The population is surging on almost all fronts, the new figures show. There will be 400 million people in the U.S. in 31 years, up from fewer than 305 million now.
The swelling numbers will transform Americans’ standard of living from the environment to public schools, demographers and public policy experts say.
“It affects quality of life in very important ways,” says Mark Mather, who studies U.S. demographic trends for the Population Reference Bureau, a research group in Washington. “We’re already experiencing that in traffic congestion, in schools and in our crowded coastal areas.”
Dramatic growth in the numbers of legal and illegal immigrants, especially Hispanics, has propelled the increase.

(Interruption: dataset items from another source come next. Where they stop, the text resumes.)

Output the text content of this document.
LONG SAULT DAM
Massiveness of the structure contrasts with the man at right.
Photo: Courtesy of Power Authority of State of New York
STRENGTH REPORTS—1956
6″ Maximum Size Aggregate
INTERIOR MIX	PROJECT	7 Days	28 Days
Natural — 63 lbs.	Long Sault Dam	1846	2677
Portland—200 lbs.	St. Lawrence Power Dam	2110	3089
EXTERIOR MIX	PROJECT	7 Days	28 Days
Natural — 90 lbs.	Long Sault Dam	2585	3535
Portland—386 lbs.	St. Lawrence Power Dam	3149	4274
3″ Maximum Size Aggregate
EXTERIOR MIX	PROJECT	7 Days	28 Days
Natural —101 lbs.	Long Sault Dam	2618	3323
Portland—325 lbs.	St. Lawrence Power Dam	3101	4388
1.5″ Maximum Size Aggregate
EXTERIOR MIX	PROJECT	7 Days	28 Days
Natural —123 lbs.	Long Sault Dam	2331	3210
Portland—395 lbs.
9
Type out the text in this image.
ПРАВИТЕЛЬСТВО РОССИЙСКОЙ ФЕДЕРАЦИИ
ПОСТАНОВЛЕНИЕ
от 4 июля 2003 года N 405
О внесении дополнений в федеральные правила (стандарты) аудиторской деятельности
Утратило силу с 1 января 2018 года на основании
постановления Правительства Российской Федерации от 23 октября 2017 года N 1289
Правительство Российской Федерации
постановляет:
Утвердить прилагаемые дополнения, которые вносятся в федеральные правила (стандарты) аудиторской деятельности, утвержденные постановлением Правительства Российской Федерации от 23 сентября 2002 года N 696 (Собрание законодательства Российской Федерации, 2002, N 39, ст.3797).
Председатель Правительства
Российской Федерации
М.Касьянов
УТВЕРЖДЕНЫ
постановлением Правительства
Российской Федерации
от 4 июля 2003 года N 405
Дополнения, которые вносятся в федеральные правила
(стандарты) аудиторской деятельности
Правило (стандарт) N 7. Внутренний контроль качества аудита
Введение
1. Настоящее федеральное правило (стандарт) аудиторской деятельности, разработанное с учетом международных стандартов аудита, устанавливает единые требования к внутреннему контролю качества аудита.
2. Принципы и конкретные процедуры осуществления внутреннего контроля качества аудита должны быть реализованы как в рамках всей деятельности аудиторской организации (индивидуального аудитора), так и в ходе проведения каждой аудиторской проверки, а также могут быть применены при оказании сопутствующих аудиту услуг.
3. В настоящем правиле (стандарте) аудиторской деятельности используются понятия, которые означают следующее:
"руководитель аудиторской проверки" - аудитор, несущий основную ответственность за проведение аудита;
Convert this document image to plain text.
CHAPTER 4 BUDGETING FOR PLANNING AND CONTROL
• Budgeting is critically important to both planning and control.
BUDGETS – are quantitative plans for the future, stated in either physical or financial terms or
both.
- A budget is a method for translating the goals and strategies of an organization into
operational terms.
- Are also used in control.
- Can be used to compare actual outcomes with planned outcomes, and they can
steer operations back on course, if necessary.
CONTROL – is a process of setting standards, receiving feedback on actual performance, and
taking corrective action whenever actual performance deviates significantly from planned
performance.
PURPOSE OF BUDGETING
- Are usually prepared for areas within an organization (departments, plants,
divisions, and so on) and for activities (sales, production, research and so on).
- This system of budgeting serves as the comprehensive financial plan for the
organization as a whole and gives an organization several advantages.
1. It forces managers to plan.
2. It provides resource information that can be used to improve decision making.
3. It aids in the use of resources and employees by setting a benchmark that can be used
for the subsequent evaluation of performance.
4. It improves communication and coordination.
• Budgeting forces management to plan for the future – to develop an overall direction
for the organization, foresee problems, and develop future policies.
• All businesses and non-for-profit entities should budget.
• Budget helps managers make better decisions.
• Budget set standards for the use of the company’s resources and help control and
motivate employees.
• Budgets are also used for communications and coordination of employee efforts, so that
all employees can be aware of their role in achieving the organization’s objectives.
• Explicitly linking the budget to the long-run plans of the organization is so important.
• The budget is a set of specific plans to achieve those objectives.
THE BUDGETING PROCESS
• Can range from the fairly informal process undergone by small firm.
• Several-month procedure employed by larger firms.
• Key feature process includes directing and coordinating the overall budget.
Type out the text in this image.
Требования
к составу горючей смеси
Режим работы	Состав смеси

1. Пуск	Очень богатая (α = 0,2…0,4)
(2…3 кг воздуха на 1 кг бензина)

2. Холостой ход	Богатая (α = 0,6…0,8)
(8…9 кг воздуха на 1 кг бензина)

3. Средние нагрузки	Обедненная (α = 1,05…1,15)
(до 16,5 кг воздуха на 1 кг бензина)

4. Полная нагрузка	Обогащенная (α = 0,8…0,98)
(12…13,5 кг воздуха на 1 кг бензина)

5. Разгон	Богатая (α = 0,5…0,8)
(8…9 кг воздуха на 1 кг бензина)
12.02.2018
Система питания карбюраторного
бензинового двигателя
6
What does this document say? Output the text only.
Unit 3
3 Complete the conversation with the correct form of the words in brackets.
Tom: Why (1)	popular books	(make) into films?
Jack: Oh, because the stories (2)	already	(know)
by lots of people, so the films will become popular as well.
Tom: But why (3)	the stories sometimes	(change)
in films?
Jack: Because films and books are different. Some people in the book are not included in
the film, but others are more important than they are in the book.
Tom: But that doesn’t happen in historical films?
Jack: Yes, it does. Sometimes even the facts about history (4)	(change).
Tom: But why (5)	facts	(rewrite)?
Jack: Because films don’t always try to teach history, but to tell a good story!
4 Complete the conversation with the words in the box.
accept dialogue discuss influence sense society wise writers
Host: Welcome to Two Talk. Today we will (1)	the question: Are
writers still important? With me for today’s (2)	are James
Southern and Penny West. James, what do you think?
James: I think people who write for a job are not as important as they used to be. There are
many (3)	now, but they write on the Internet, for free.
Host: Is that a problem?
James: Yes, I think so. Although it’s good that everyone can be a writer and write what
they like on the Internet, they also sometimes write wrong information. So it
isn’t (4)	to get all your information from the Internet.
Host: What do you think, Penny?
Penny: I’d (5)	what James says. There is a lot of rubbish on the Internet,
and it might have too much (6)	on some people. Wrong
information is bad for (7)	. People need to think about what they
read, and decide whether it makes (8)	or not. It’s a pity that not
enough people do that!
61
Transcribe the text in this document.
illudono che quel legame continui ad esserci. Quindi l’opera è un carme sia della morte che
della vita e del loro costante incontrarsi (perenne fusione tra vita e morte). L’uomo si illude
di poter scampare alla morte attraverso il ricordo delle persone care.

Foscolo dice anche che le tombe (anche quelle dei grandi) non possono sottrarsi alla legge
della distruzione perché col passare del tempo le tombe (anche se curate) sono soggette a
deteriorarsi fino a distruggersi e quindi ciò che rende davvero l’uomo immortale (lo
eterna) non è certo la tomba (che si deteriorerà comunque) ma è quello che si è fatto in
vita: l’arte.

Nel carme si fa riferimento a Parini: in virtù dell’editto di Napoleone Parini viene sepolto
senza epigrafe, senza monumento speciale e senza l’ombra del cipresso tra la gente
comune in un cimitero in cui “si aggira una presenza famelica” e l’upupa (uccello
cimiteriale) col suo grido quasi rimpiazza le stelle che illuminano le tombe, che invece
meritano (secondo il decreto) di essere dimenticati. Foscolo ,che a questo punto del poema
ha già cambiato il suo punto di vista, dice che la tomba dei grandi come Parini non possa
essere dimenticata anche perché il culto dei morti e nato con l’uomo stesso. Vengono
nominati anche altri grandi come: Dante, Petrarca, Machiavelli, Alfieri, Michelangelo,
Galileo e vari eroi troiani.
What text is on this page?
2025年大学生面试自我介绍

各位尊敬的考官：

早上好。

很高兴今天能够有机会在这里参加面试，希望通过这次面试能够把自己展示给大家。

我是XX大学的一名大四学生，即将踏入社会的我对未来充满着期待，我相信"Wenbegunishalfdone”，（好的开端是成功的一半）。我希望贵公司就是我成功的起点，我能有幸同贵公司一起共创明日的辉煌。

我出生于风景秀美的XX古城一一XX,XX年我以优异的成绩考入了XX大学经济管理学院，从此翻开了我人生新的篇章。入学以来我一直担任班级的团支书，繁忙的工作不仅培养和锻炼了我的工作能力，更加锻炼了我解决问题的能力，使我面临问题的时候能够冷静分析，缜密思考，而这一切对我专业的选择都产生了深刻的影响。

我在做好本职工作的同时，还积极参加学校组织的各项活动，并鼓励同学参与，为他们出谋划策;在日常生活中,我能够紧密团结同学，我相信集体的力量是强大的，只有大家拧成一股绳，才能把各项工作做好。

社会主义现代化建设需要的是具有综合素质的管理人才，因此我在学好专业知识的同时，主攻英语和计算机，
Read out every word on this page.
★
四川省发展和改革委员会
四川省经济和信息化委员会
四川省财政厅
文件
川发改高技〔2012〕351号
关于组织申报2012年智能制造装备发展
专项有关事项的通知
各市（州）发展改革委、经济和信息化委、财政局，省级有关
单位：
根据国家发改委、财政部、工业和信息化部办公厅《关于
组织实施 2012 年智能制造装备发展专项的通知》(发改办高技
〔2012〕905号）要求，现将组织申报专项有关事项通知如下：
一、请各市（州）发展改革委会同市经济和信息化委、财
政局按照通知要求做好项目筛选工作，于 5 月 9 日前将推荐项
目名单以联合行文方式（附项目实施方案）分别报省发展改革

Annual immigration this year is about 1 million and is projected to double by 2050.
Jeffrey Passel, senior demographer at the Pew Hispanic Center, says the earlier projections were low because they underestimated immigration.
“We’ve measured a much higher immigration in the ’90s,” he says. “In this decade, those high levels continued.”
Census projections in 2000 forecast that minorities in the nation would become a majority in 2059, 17 years later than previously forecast. The latest figures show that in 2050, non-Hispanic whites will have fallen to 46 percent of the population.
The proportion of children under 18 who are minorities will be even higher: 62 percent, up from 44 percent today. Two in every five children will be Hispanic, and two in five will be non-Hispanic white.
Other projections:
• The Hispanic population will nearly triple, from 46.7 million to 132.8 million in 2050, which would increase its share of the population from 15 percent to 30 percent. Blacks will increase from 14 percent to 15 percent, Asians from 5 percent to 9 percent.
• In 2050, one in five U.S. residents will be at least 65. The group over 85 is expected to more than triple from 5.4 million to 19 million.